US police probe deaths of Saudi sisters found duct-taped together

Police say Saudi sisters entered water alive

New York City police chief of detectives Dermot Shea said at a Friday news conference the girls had alleged they were physically abused by family members, and sources in Virginia told detectives, "they would rather inflict harm on themselves than return to Saudi Arabia".

On Oct. 31, someone called the NYPD detectives and told them a story "that was haunting him - his words", Shea said: On Oct. 24, the man told the detectives, he was in Riverside Park at about 7 a.m.to exercise, and found the sisters on a playground.

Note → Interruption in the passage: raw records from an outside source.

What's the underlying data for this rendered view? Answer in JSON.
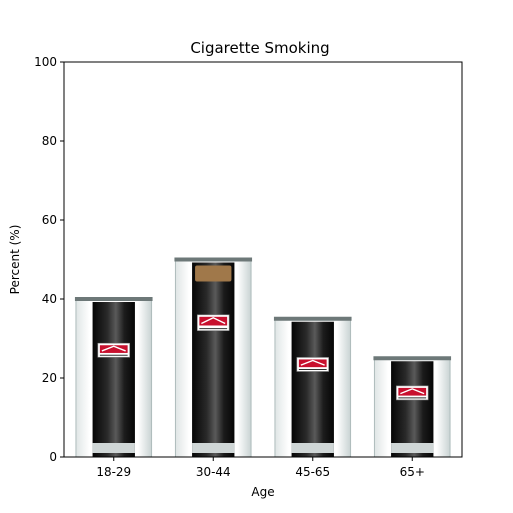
{
  "chart_data": {
    "type": "bar",
    "title": "Cigarette Smoking",
    "xlabel": "Age",
    "ylabel": "Percent (%)",
    "categories": [
      "18-29",
      "30-44",
      "45-65",
      "65+"
    ],
    "values": [
      40,
      50,
      35,
      25
    ],
    "ylim": [
      0,
      100
    ],
    "yticks": [
      0,
      20,
      40,
      60,
      80,
      100
    ],
    "grid": false,
    "legend": "none",
    "colors": {
      "bar_body": "#141414",
      "bar_glass": "#eef2f2",
      "label_red": "#c8102e",
      "filter_tan": "#a0784a"
    }
  }
}
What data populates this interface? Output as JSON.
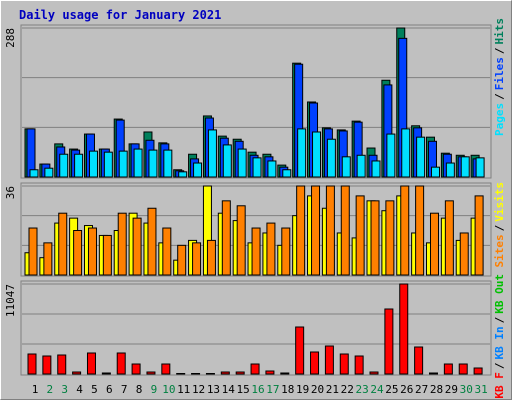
{
  "chart_data": {
    "type": "bar",
    "title": "Daily usage for January 2021",
    "categories": [
      "1",
      "2",
      "3",
      "4",
      "5",
      "6",
      "7",
      "8",
      "9",
      "10",
      "11",
      "12",
      "13",
      "14",
      "15",
      "16",
      "17",
      "18",
      "19",
      "20",
      "21",
      "22",
      "23",
      "24",
      "25",
      "26",
      "27",
      "28",
      "29",
      "30",
      "31"
    ],
    "category_colors": [
      "#000000",
      "#008040",
      "#008040",
      "#000000",
      "#000000",
      "#000000",
      "#000000",
      "#000000",
      "#008040",
      "#008040",
      "#000000",
      "#000000",
      "#000000",
      "#000000",
      "#000000",
      "#008040",
      "#008040",
      "#000000",
      "#000000",
      "#000000",
      "#000000",
      "#000000",
      "#008040",
      "#008040",
      "#000000",
      "#000000",
      "#000000",
      "#000000",
      "#000000",
      "#008040",
      "#008040"
    ],
    "separator": "/",
    "panels": [
      {
        "ylim": [
          0,
          288
        ],
        "yticks": [
          288
        ],
        "series": [
          {
            "name": "Hits",
            "color": "#00805C",
            "values": [
              93,
              25,
              64,
              54,
              83,
              54,
              112,
              64,
              87,
              66,
              14,
              44,
              118,
              79,
              73,
              48,
              44,
              23,
              220,
              145,
              95,
              91,
              108,
              56,
              187,
              288,
              99,
              77,
              46,
              42,
              42
            ]
          },
          {
            "name": "Files",
            "color": "#0040FF",
            "values": [
              93,
              25,
              58,
              52,
              83,
              54,
              110,
              64,
              71,
              64,
              12,
              35,
              114,
              75,
              69,
              42,
              39,
              19,
              218,
              143,
              93,
              89,
              106,
              42,
              178,
              268,
              95,
              69,
              44,
              39,
              35
            ]
          },
          {
            "name": "Pages",
            "color": "#00E0FF",
            "values": [
              14,
              17,
              44,
              44,
              50,
              48,
              50,
              54,
              52,
              52,
              10,
              27,
              91,
              62,
              54,
              37,
              31,
              14,
              93,
              87,
              73,
              39,
              42,
              31,
              83,
              93,
              77,
              19,
              27,
              39,
              37
            ]
          }
        ]
      },
      {
        "ylim": [
          0,
          36
        ],
        "yticks": [
          36
        ],
        "series": [
          {
            "name": "Visits",
            "color": "#FFFF00",
            "values": [
              9,
              7,
              21,
              23,
              20,
              16,
              18,
              25,
              21,
              13,
              6,
              14,
              36,
              25,
              22,
              13,
              17,
              12,
              24,
              32,
              27,
              17,
              15,
              30,
              26,
              32,
              17,
              13,
              23,
              14,
              23
            ]
          },
          {
            "name": "Sites",
            "color": "#FF8000",
            "values": [
              19,
              13,
              25,
              18,
              19,
              16,
              25,
              23,
              27,
              19,
              12,
              13,
              14,
              30,
              28,
              19,
              21,
              19,
              36,
              36,
              36,
              36,
              32,
              30,
              30,
              36,
              36,
              25,
              30,
              17,
              32
            ]
          }
        ]
      },
      {
        "ylim": [
          0,
          11047
        ],
        "yticks": [
          11047
        ],
        "series": [
          {
            "name": "KB F",
            "color": "#FF0000",
            "values": [
              2455,
              2209,
              2332,
              245,
              2578,
              123,
              2578,
              1227,
              245,
              1227,
              61,
              61,
              61,
              245,
              245,
              1227,
              368,
              123,
              5769,
              2700,
              3437,
              2455,
              2209,
              245,
              7979,
              11047,
              3314,
              123,
              1227,
              1227,
              736
            ]
          }
        ],
        "legend_only": [
          {
            "name": "KB In",
            "color": "#0080FF"
          },
          {
            "name": "KB Out",
            "color": "#00C000"
          }
        ]
      }
    ]
  }
}
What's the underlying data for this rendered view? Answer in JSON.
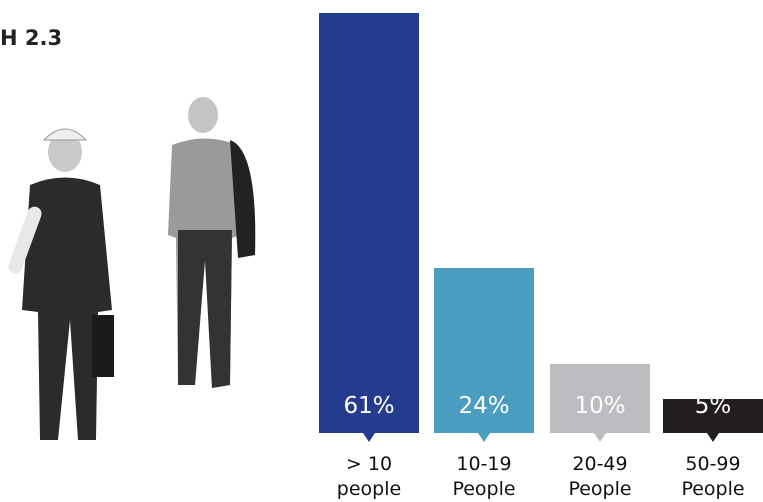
{
  "chart_data": {
    "type": "bar",
    "title": "H 2.3",
    "categories": [
      "> 10 people",
      "10-19 People",
      "20-49 People",
      "50-99 People"
    ],
    "values": [
      61,
      24,
      10,
      5
    ],
    "value_labels": [
      "61%",
      "24%",
      "10%",
      "5%"
    ],
    "colors": [
      "#253c8e",
      "#4b9dc0",
      "#bcbdc0",
      "#231f20"
    ]
  }
}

Investigators say the pair was seen praying together in a park the morning their bodies were found in the water. The sisters, ages 16 and 22, had been placed in a shelter in Virginia in December of previous year, according to Shea, after reporting physical abuse by family members.

New York City police sent a detective to Virginia to learn more about the sisters.

In video police have seen, the sisters were in "apparently good health" as recently as a week before their bodies were found on the riverbank, duct-taped together in a way that appeared to be "keeping them together", Shea said, but was not meant to bind them.

Saudi Arabia's Consulate General in NY said in a statement that it had "appointed an attorney to follow the case closely".

Authorities are still awaiting results from the medical examiner's office to determine the cause of the sisters' deaths, but said it is credible that the sisters entered the water alive.

"They never spoke", the neighbour said.

But at the end of August, they again vanished before their bodies were found in NY.

They arrived in NY around September 1, and for weeks after that, they were seen on security cameras twice between September 1 and about five or six days before they were found, and seemed to be in good condition, Shea said.

They faced abuse and lived in a "shelter-life facility" after being reported missing in 2017, Shea said.

But the Saudi newspaper "Arab News", citing family members, reported that the search was called off when it was discovered she was visiting her sister at an unspecified college in NY.

The New York Police Department declined to confirm the Times' report.

The New York Post, citing unnamed police sources, reported this week the day before the sisters' bodies were found their mother received a call from the Saudi embassy saying the family might have to leave the United States because the daughters had applied for political asylum.

"We've made significant progress in piecing together pieces of this puzzle to find out what happened", Shea said. The family said they were not in contact with them.